Female meadow brown butterflies that mature in higher temperatures have less markings on their wings as an unforeseen response to climate change.

University of Exeter researchers made a discovery revealing that female butterflies that develop at 11 degrees Celsius have an average of six spots, while those that develop at 15 degrees Celsius only have three spots.

The results could potentially contradict the beliefs of lepidopterists regarding the factors behind the varying number of spots on butterflies.

The meadow brown butterfly, a frequent sight in European grasslands during the summer, has prominent eyespots on its forewings that serve as a defense mechanism against predators. These eyespots not only startle and deter predators, but also redirect their attention away from the butterfly’s delicate body. As a result, the butterfly can avoid harm and still fly away with only minor damage to its wings.

The hind wings of meadow browns feature smaller spots that likely act as a form of camouflage while the butterfly is at rest in the grass.

The study’s co-author, Prof Richard ffrench-Constant from Exeter’s Centre for Ecology and Conservation, discovered that female butterflies have fewer hindwing spots when exposed to higher temperatures during their pupal stage. This stage occurs while the butterfly is in a chrysalis before it emerges.

This indicates that butterflies change their camouflage depending on the circumstances. For instance, having fewer spots may make them more difficult to see on dry, brown grass, which is typically found in warmer temperatures.
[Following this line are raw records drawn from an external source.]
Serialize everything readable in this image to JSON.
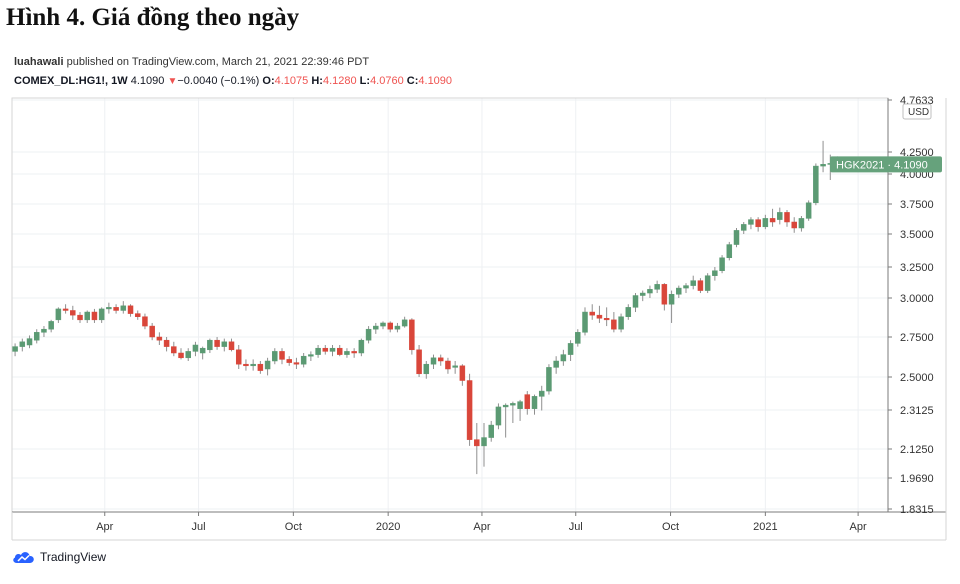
{
  "title": "Hình 4. Giá đồng theo ngày",
  "publisher": {
    "author": "luahawali",
    "text": " published on TradingView.com, March 21, 2021 22:39:46 PDT"
  },
  "symbol_line": {
    "symbol": "COMEX_DL:HG1!, 1W",
    "last": "4.1090",
    "change": "−0.0040 (−0.1%)",
    "o_label": "O:",
    "o": "4.1075",
    "h_label": "H:",
    "h": "4.1280",
    "l_label": "L:",
    "l": "4.0760",
    "c_label": "C:",
    "c": "4.1090"
  },
  "brand": {
    "name": "TradingView",
    "icon": "tradingview-cloud-icon"
  },
  "colors": {
    "up": "#5b9a73",
    "down": "#d9463a",
    "grid": "#eef0f3",
    "axis": "#7b7b7b",
    "label_bg": "#66a27c"
  },
  "chart_data": {
    "type": "candlestick",
    "ylabel_unit": "USD",
    "ylim": [
      1.8315,
      4.7633
    ],
    "y_ticks": [
      "4.7633",
      "4.2500",
      "4.0000",
      "3.7500",
      "3.5000",
      "3.2500",
      "3.0000",
      "2.7500",
      "2.5000",
      "2.3125",
      "2.1250",
      "1.9690",
      "1.8315"
    ],
    "y_tick_values": [
      4.7633,
      4.25,
      4.0,
      3.75,
      3.5,
      3.25,
      3.0,
      2.75,
      2.5,
      2.3125,
      2.125,
      1.969,
      1.8315
    ],
    "x_ticks": [
      "Apr",
      "Jul",
      "Oct",
      "2020",
      "Apr",
      "Jul",
      "Oct",
      "2021",
      "Apr"
    ],
    "x_tick_dates": [
      "2019-04-01",
      "2019-07-01",
      "2019-10-01",
      "2020-01-01",
      "2020-04-01",
      "2020-07-01",
      "2020-10-01",
      "2021-01-01",
      "2021-04-01"
    ],
    "x_range": [
      "2019-01-01",
      "2021-04-30"
    ],
    "price_label": "HGK2021  ·  4.1090",
    "price_value": 4.109,
    "grid": true,
    "candles": [
      {
        "d": "2019-01-04",
        "o": 2.66,
        "h": 2.71,
        "l": 2.63,
        "c": 2.69
      },
      {
        "d": "2019-01-11",
        "o": 2.69,
        "h": 2.74,
        "l": 2.66,
        "c": 2.72
      },
      {
        "d": "2019-01-18",
        "o": 2.7,
        "h": 2.76,
        "l": 2.68,
        "c": 2.74
      },
      {
        "d": "2019-01-25",
        "o": 2.73,
        "h": 2.8,
        "l": 2.71,
        "c": 2.78
      },
      {
        "d": "2019-02-01",
        "o": 2.78,
        "h": 2.82,
        "l": 2.75,
        "c": 2.8
      },
      {
        "d": "2019-02-08",
        "o": 2.8,
        "h": 2.86,
        "l": 2.78,
        "c": 2.85
      },
      {
        "d": "2019-02-15",
        "o": 2.86,
        "h": 2.94,
        "l": 2.84,
        "c": 2.93
      },
      {
        "d": "2019-02-22",
        "o": 2.93,
        "h": 2.96,
        "l": 2.9,
        "c": 2.92
      },
      {
        "d": "2019-03-01",
        "o": 2.92,
        "h": 2.95,
        "l": 2.86,
        "c": 2.89
      },
      {
        "d": "2019-03-08",
        "o": 2.89,
        "h": 2.91,
        "l": 2.84,
        "c": 2.86
      },
      {
        "d": "2019-03-15",
        "o": 2.86,
        "h": 2.92,
        "l": 2.84,
        "c": 2.91
      },
      {
        "d": "2019-03-22",
        "o": 2.91,
        "h": 2.93,
        "l": 2.84,
        "c": 2.86
      },
      {
        "d": "2019-03-29",
        "o": 2.86,
        "h": 2.94,
        "l": 2.84,
        "c": 2.93
      },
      {
        "d": "2019-04-05",
        "o": 2.93,
        "h": 2.97,
        "l": 2.9,
        "c": 2.94
      },
      {
        "d": "2019-04-12",
        "o": 2.94,
        "h": 2.96,
        "l": 2.9,
        "c": 2.92
      },
      {
        "d": "2019-04-19",
        "o": 2.92,
        "h": 2.98,
        "l": 2.9,
        "c": 2.95
      },
      {
        "d": "2019-04-26",
        "o": 2.95,
        "h": 2.96,
        "l": 2.88,
        "c": 2.9
      },
      {
        "d": "2019-05-03",
        "o": 2.9,
        "h": 2.92,
        "l": 2.86,
        "c": 2.88
      },
      {
        "d": "2019-05-10",
        "o": 2.88,
        "h": 2.9,
        "l": 2.8,
        "c": 2.82
      },
      {
        "d": "2019-05-17",
        "o": 2.82,
        "h": 2.84,
        "l": 2.73,
        "c": 2.75
      },
      {
        "d": "2019-05-24",
        "o": 2.75,
        "h": 2.78,
        "l": 2.7,
        "c": 2.73
      },
      {
        "d": "2019-05-31",
        "o": 2.73,
        "h": 2.75,
        "l": 2.66,
        "c": 2.69
      },
      {
        "d": "2019-06-07",
        "o": 2.69,
        "h": 2.72,
        "l": 2.63,
        "c": 2.65
      },
      {
        "d": "2019-06-14",
        "o": 2.65,
        "h": 2.68,
        "l": 2.61,
        "c": 2.62
      },
      {
        "d": "2019-06-21",
        "o": 2.62,
        "h": 2.68,
        "l": 2.6,
        "c": 2.66
      },
      {
        "d": "2019-06-28",
        "o": 2.66,
        "h": 2.72,
        "l": 2.63,
        "c": 2.7
      },
      {
        "d": "2019-07-05",
        "o": 2.65,
        "h": 2.69,
        "l": 2.61,
        "c": 2.68
      },
      {
        "d": "2019-07-12",
        "o": 2.67,
        "h": 2.74,
        "l": 2.65,
        "c": 2.73
      },
      {
        "d": "2019-07-19",
        "o": 2.73,
        "h": 2.75,
        "l": 2.67,
        "c": 2.69
      },
      {
        "d": "2019-07-26",
        "o": 2.69,
        "h": 2.74,
        "l": 2.66,
        "c": 2.72
      },
      {
        "d": "2019-08-02",
        "o": 2.72,
        "h": 2.74,
        "l": 2.66,
        "c": 2.67
      },
      {
        "d": "2019-08-09",
        "o": 2.67,
        "h": 2.7,
        "l": 2.55,
        "c": 2.58
      },
      {
        "d": "2019-08-16",
        "o": 2.58,
        "h": 2.61,
        "l": 2.54,
        "c": 2.57
      },
      {
        "d": "2019-08-23",
        "o": 2.57,
        "h": 2.61,
        "l": 2.54,
        "c": 2.58
      },
      {
        "d": "2019-08-30",
        "o": 2.58,
        "h": 2.6,
        "l": 2.52,
        "c": 2.54
      },
      {
        "d": "2019-09-06",
        "o": 2.55,
        "h": 2.62,
        "l": 2.51,
        "c": 2.6
      },
      {
        "d": "2019-09-13",
        "o": 2.6,
        "h": 2.68,
        "l": 2.58,
        "c": 2.66
      },
      {
        "d": "2019-09-20",
        "o": 2.66,
        "h": 2.68,
        "l": 2.58,
        "c": 2.61
      },
      {
        "d": "2019-09-27",
        "o": 2.61,
        "h": 2.63,
        "l": 2.57,
        "c": 2.59
      },
      {
        "d": "2019-10-04",
        "o": 2.59,
        "h": 2.62,
        "l": 2.55,
        "c": 2.58
      },
      {
        "d": "2019-10-11",
        "o": 2.58,
        "h": 2.65,
        "l": 2.56,
        "c": 2.63
      },
      {
        "d": "2019-10-18",
        "o": 2.63,
        "h": 2.66,
        "l": 2.6,
        "c": 2.64
      },
      {
        "d": "2019-10-25",
        "o": 2.64,
        "h": 2.7,
        "l": 2.62,
        "c": 2.68
      },
      {
        "d": "2019-11-01",
        "o": 2.68,
        "h": 2.7,
        "l": 2.64,
        "c": 2.66
      },
      {
        "d": "2019-11-08",
        "o": 2.66,
        "h": 2.7,
        "l": 2.63,
        "c": 2.68
      },
      {
        "d": "2019-11-15",
        "o": 2.68,
        "h": 2.7,
        "l": 2.63,
        "c": 2.64
      },
      {
        "d": "2019-11-22",
        "o": 2.64,
        "h": 2.68,
        "l": 2.62,
        "c": 2.66
      },
      {
        "d": "2019-11-29",
        "o": 2.66,
        "h": 2.68,
        "l": 2.62,
        "c": 2.65
      },
      {
        "d": "2019-12-06",
        "o": 2.65,
        "h": 2.74,
        "l": 2.63,
        "c": 2.73
      },
      {
        "d": "2019-12-13",
        "o": 2.73,
        "h": 2.82,
        "l": 2.71,
        "c": 2.8
      },
      {
        "d": "2019-12-20",
        "o": 2.8,
        "h": 2.84,
        "l": 2.77,
        "c": 2.82
      },
      {
        "d": "2019-12-27",
        "o": 2.82,
        "h": 2.85,
        "l": 2.8,
        "c": 2.84
      },
      {
        "d": "2020-01-03",
        "o": 2.84,
        "h": 2.85,
        "l": 2.78,
        "c": 2.8
      },
      {
        "d": "2020-01-10",
        "o": 2.8,
        "h": 2.84,
        "l": 2.78,
        "c": 2.82
      },
      {
        "d": "2020-01-17",
        "o": 2.82,
        "h": 2.88,
        "l": 2.81,
        "c": 2.86
      },
      {
        "d": "2020-01-24",
        "o": 2.86,
        "h": 2.87,
        "l": 2.64,
        "c": 2.67
      },
      {
        "d": "2020-01-31",
        "o": 2.67,
        "h": 2.7,
        "l": 2.5,
        "c": 2.52
      },
      {
        "d": "2020-02-07",
        "o": 2.52,
        "h": 2.6,
        "l": 2.49,
        "c": 2.58
      },
      {
        "d": "2020-02-14",
        "o": 2.58,
        "h": 2.64,
        "l": 2.55,
        "c": 2.62
      },
      {
        "d": "2020-02-21",
        "o": 2.62,
        "h": 2.64,
        "l": 2.57,
        "c": 2.6
      },
      {
        "d": "2020-02-28",
        "o": 2.6,
        "h": 2.62,
        "l": 2.52,
        "c": 2.55
      },
      {
        "d": "2020-03-06",
        "o": 2.56,
        "h": 2.6,
        "l": 2.52,
        "c": 2.57
      },
      {
        "d": "2020-03-13",
        "o": 2.57,
        "h": 2.58,
        "l": 2.45,
        "c": 2.48
      },
      {
        "d": "2020-03-20",
        "o": 2.48,
        "h": 2.52,
        "l": 2.14,
        "c": 2.17
      },
      {
        "d": "2020-03-27",
        "o": 2.17,
        "h": 2.25,
        "l": 1.99,
        "c": 2.14
      },
      {
        "d": "2020-04-03",
        "o": 2.14,
        "h": 2.25,
        "l": 2.03,
        "c": 2.18
      },
      {
        "d": "2020-04-10",
        "o": 2.18,
        "h": 2.26,
        "l": 2.16,
        "c": 2.24
      },
      {
        "d": "2020-04-17",
        "o": 2.24,
        "h": 2.35,
        "l": 2.22,
        "c": 2.33
      },
      {
        "d": "2020-04-24",
        "o": 2.33,
        "h": 2.35,
        "l": 2.18,
        "c": 2.34
      },
      {
        "d": "2020-05-01",
        "o": 2.34,
        "h": 2.36,
        "l": 2.25,
        "c": 2.35
      },
      {
        "d": "2020-05-08",
        "o": 2.32,
        "h": 2.37,
        "l": 2.26,
        "c": 2.36
      },
      {
        "d": "2020-05-15",
        "o": 2.4,
        "h": 2.42,
        "l": 2.29,
        "c": 2.32
      },
      {
        "d": "2020-05-22",
        "o": 2.32,
        "h": 2.4,
        "l": 2.29,
        "c": 2.39
      },
      {
        "d": "2020-05-29",
        "o": 2.39,
        "h": 2.45,
        "l": 2.31,
        "c": 2.42
      },
      {
        "d": "2020-06-05",
        "o": 2.42,
        "h": 2.58,
        "l": 2.4,
        "c": 2.56
      },
      {
        "d": "2020-06-12",
        "o": 2.56,
        "h": 2.63,
        "l": 2.52,
        "c": 2.6
      },
      {
        "d": "2020-06-19",
        "o": 2.6,
        "h": 2.67,
        "l": 2.57,
        "c": 2.64
      },
      {
        "d": "2020-06-26",
        "o": 2.64,
        "h": 2.73,
        "l": 2.6,
        "c": 2.71
      },
      {
        "d": "2020-07-03",
        "o": 2.71,
        "h": 2.8,
        "l": 2.69,
        "c": 2.78
      },
      {
        "d": "2020-07-10",
        "o": 2.78,
        "h": 2.94,
        "l": 2.76,
        "c": 2.91
      },
      {
        "d": "2020-07-17",
        "o": 2.91,
        "h": 2.96,
        "l": 2.86,
        "c": 2.89
      },
      {
        "d": "2020-07-24",
        "o": 2.89,
        "h": 2.95,
        "l": 2.84,
        "c": 2.87
      },
      {
        "d": "2020-07-31",
        "o": 2.87,
        "h": 2.94,
        "l": 2.82,
        "c": 2.86
      },
      {
        "d": "2020-08-07",
        "o": 2.86,
        "h": 2.91,
        "l": 2.78,
        "c": 2.8
      },
      {
        "d": "2020-08-14",
        "o": 2.8,
        "h": 2.9,
        "l": 2.78,
        "c": 2.88
      },
      {
        "d": "2020-08-21",
        "o": 2.88,
        "h": 2.96,
        "l": 2.86,
        "c": 2.94
      },
      {
        "d": "2020-08-28",
        "o": 2.94,
        "h": 3.04,
        "l": 2.91,
        "c": 3.02
      },
      {
        "d": "2020-09-04",
        "o": 3.02,
        "h": 3.06,
        "l": 2.98,
        "c": 3.04
      },
      {
        "d": "2020-09-11",
        "o": 3.04,
        "h": 3.1,
        "l": 3.0,
        "c": 3.07
      },
      {
        "d": "2020-09-18",
        "o": 3.07,
        "h": 3.14,
        "l": 3.04,
        "c": 3.11
      },
      {
        "d": "2020-09-25",
        "o": 3.11,
        "h": 3.12,
        "l": 2.92,
        "c": 2.96
      },
      {
        "d": "2020-10-02",
        "o": 2.96,
        "h": 3.06,
        "l": 2.84,
        "c": 3.03
      },
      {
        "d": "2020-10-09",
        "o": 3.03,
        "h": 3.1,
        "l": 3.0,
        "c": 3.08
      },
      {
        "d": "2020-10-16",
        "o": 3.08,
        "h": 3.12,
        "l": 3.04,
        "c": 3.1
      },
      {
        "d": "2020-10-23",
        "o": 3.1,
        "h": 3.18,
        "l": 3.07,
        "c": 3.14
      },
      {
        "d": "2020-10-30",
        "o": 3.14,
        "h": 3.16,
        "l": 3.04,
        "c": 3.06
      },
      {
        "d": "2020-11-06",
        "o": 3.06,
        "h": 3.2,
        "l": 3.04,
        "c": 3.18
      },
      {
        "d": "2020-11-13",
        "o": 3.18,
        "h": 3.25,
        "l": 3.14,
        "c": 3.22
      },
      {
        "d": "2020-11-20",
        "o": 3.22,
        "h": 3.34,
        "l": 3.2,
        "c": 3.32
      },
      {
        "d": "2020-11-27",
        "o": 3.32,
        "h": 3.44,
        "l": 3.3,
        "c": 3.42
      },
      {
        "d": "2020-12-04",
        "o": 3.42,
        "h": 3.55,
        "l": 3.4,
        "c": 3.53
      },
      {
        "d": "2020-12-11",
        "o": 3.53,
        "h": 3.6,
        "l": 3.5,
        "c": 3.58
      },
      {
        "d": "2020-12-18",
        "o": 3.58,
        "h": 3.64,
        "l": 3.54,
        "c": 3.62
      },
      {
        "d": "2020-12-25",
        "o": 3.62,
        "h": 3.64,
        "l": 3.52,
        "c": 3.56
      },
      {
        "d": "2021-01-01",
        "o": 3.56,
        "h": 3.66,
        "l": 3.54,
        "c": 3.63
      },
      {
        "d": "2021-01-08",
        "o": 3.63,
        "h": 3.71,
        "l": 3.56,
        "c": 3.6
      },
      {
        "d": "2021-01-15",
        "o": 3.62,
        "h": 3.72,
        "l": 3.58,
        "c": 3.68
      },
      {
        "d": "2021-01-22",
        "o": 3.68,
        "h": 3.7,
        "l": 3.56,
        "c": 3.6
      },
      {
        "d": "2021-01-29",
        "o": 3.6,
        "h": 3.64,
        "l": 3.51,
        "c": 3.55
      },
      {
        "d": "2021-02-05",
        "o": 3.55,
        "h": 3.65,
        "l": 3.52,
        "c": 3.63
      },
      {
        "d": "2021-02-12",
        "o": 3.63,
        "h": 3.78,
        "l": 3.61,
        "c": 3.76
      },
      {
        "d": "2021-02-19",
        "o": 3.76,
        "h": 4.12,
        "l": 3.74,
        "c": 4.09
      },
      {
        "d": "2021-02-26",
        "o": 4.09,
        "h": 4.36,
        "l": 4.02,
        "c": 4.11
      },
      {
        "d": "2021-03-05",
        "o": 4.11,
        "h": 4.22,
        "l": 3.95,
        "c": 4.12
      },
      {
        "d": "2021-03-12",
        "o": 4.1,
        "h": 4.2,
        "l": 4.06,
        "c": 4.11
      },
      {
        "d": "2021-03-19",
        "o": 4.1075,
        "h": 4.128,
        "l": 4.076,
        "c": 4.109
      }
    ]
  }
}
The impact was not as significant in males, potentially due to the importance of their spots in attracting a mate.

The diversity of eyespot patterns in meadow brown butterflies has been studied as a demonstration of genetic polymorphism, where various genetic variations coexist within one population. This concept was first explored in butterflies by biologist EB Ford in his popular book for New Naturalists in 1948.

The research, appearing in the publication Ecology and Evolution, indicates that the butterfly’s response to temperature changes is responsible for the variation in eyespot appearance.

In addition to observing male and female meadow browns in Cornwall’s fields on a daily basis during their flight season, Ffrench-Constant, whose father collected butterflies for the geneticist EB Ford in the same area, also analyzed preserved butterfly collections from Eton and Buckingham.

The scientists forecast a decline in the number of spots on meadow brown butterflies due to increasing temperatures in Britain.

French-Constant commented: “This is an unforeseen result of climate change. We often consider species migrating towards the north, rather than altering their physical appearance.”